Why such a high collision rate with my ELF hash implementation

Question

I am currently working on choosing a couple of general-purpose hashing functions for use in Object.GetHashCode() overrides. Initially, on the recommendation of this site I started with ELF. My C# implementation is below:

public int Generate(byte[] key) {
    const uint c = 0xf0000000;

    uint h = 0,
         g = 0;

    unchecked {
        for (int i = 0, len = key.Length; i < len; i++) {
            h = (h << 4) + key[i];

            if ((g = h & c) != 0)
                h ^= g >> 24;

            h &= ~g;
        }
    }

    return (int)h;
}

My test case consists of 524,288 unique values divided into short (1-64) and long (256-2048) strings (limited ASCII character set) and arbitrary binary data (131,072 each) to test each algorithm under a variety of circumstances.

I also understand the limitations of this test scenario. A hashing algorithm may perform exceptionally well when hashing, say, URLs, but be awful at hashing JPGs or something. Random strings/binary seems to me to be the best starting point for choosing a general purpose function though. I am happy to hear reasons for why this is not the case.

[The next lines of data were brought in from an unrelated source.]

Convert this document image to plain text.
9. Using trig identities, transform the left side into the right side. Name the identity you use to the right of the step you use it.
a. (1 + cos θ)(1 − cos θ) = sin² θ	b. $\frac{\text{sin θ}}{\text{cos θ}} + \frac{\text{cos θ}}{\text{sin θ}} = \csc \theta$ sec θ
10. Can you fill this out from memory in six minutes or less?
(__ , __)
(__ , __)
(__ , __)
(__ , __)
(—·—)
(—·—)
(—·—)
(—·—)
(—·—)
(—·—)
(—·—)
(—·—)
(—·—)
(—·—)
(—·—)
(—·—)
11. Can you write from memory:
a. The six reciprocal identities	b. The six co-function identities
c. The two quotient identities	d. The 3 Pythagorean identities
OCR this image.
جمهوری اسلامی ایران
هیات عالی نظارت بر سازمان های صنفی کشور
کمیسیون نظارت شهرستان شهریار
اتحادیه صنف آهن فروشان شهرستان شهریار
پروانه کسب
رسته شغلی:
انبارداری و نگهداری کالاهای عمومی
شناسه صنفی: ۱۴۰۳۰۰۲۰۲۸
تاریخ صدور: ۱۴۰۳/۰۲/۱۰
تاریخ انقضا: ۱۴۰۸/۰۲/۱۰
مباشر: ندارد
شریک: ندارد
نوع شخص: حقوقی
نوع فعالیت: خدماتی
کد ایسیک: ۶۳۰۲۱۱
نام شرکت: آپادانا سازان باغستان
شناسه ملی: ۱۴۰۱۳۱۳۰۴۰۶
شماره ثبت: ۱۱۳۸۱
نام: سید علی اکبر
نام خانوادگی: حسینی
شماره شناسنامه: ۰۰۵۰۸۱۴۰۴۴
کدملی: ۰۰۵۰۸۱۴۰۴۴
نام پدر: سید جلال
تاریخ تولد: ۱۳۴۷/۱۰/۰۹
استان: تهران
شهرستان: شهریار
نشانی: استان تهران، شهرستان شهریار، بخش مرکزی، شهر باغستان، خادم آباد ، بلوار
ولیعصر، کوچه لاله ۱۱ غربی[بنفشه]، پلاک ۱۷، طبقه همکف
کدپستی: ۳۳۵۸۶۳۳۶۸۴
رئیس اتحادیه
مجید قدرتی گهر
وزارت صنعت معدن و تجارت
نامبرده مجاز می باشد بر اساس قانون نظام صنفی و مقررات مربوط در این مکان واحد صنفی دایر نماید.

I performed 3 separate test runs (generating a new set of random strings/bytes each time) and averaged the results.

The ELF algorithm produced a horrific number of collisions in comparison to the other algorithms I'm testing:

Short strings: 817 collisions (~0.5% fail rate).
Short binary: 550 collisions (~0.4% fail rate)
Long strings/binary: 34 collisions (~0.025% fail rate).

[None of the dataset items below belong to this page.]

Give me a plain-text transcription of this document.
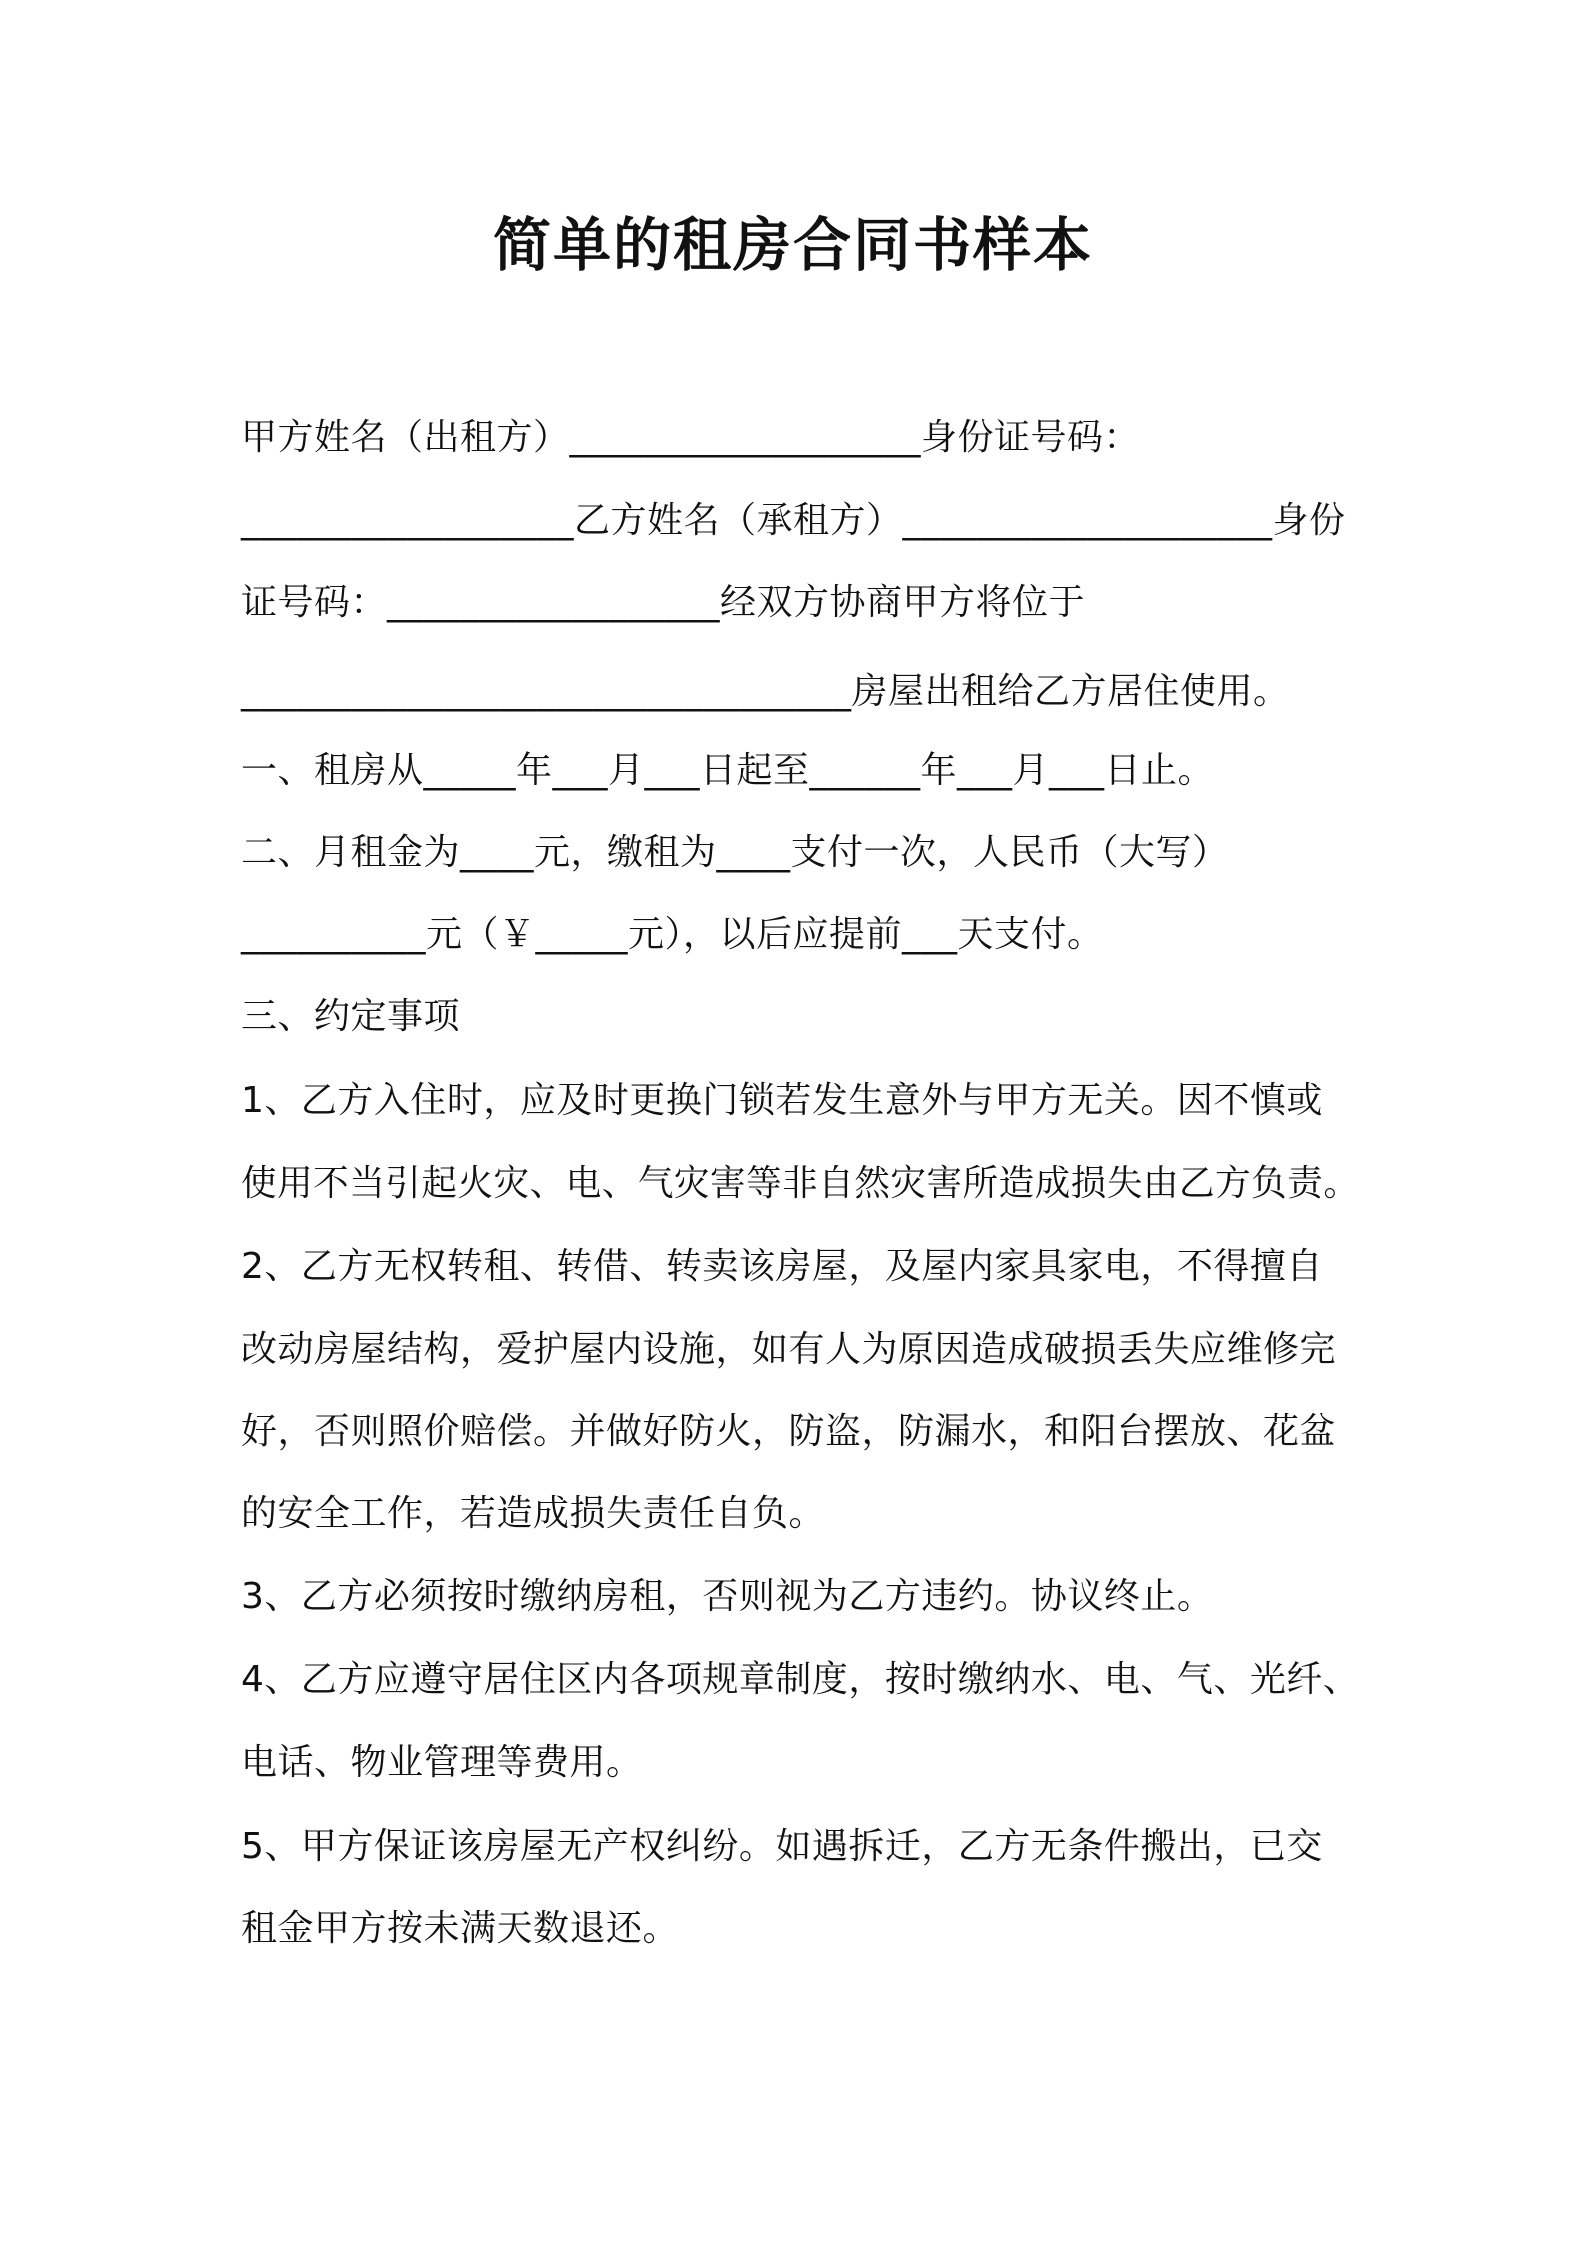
简单的租房合同书样本
甲方姓名（出租方）___________________身份证号码：
__________________乙方姓名（承租方）____________________身份
证号码：__________________经双方协商甲方将位于
_________________________________房屋出租给乙方居住使用。
一、租房从_____年___月___日起至______年___月___日止。
二、月租金为____元，缴租为____支付一次，人民币（大写）
__________元（￥_____元），以后应提前___天支付。
三、约定事项
1、乙方入住时，应及时更换门锁若发生意外与甲方无关。因不慎或
使用不当引起火灾、电、气灾害等非自然灾害所造成损失由乙方负责。
2、乙方无权转租、转借、转卖该房屋，及屋内家具家电，不得擅自
改动房屋结构，爱护屋内设施，如有人为原因造成破损丢失应维修完
好，否则照价赔偿。并做好防火，防盗，防漏水，和阳台摆放、花盆
的安全工作，若造成损失责任自负。
3、乙方必须按时缴纳房租，否则视为乙方违约。协议终止。
4、乙方应遵守居住区内各项规章制度，按时缴纳水、电、气、光纤、
电话、物业管理等费用。
5、甲方保证该房屋无产权纠纷。如遇拆迁，乙方无条件搬出，已交
租金甲方按未满天数退还。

To place this in context, the other 3 algorithms I tested produced on average between 3-10 collisions on average for the same tests. It is also amongst the slowest of the 4, so at this point it appears to be entirely useless.

Full results:

           Strings     Binary
Algorithm  short:long  short:long
ELF        817:40      550:28
FNV        1.6:2       0.6:2.6
OAT        9:9.6       14:5
Jenkins*   2:1.3       12:3.6

* A close approximation of the lookup3 hash function.

So for the same random samples that ELF is struggling on (I have generated 3 separate sets), all other tested algorithms are producing way way fewer collisions.

I have searched for variants of the ELF algorithm, but the few examples I have found seem consistent with what I have implemented. The only variation I have seen was on this SO question: Using ELF to produce a tweaked hashmap. This variation includes h &= g >> 24 within the if-block, and clips the result to 31 bits. I tested that variation and it produced the same awful results.

Have I done something subtley but horribly wrong? I can't understand why it's performing so badly given that it is allegedly widely used in Unix.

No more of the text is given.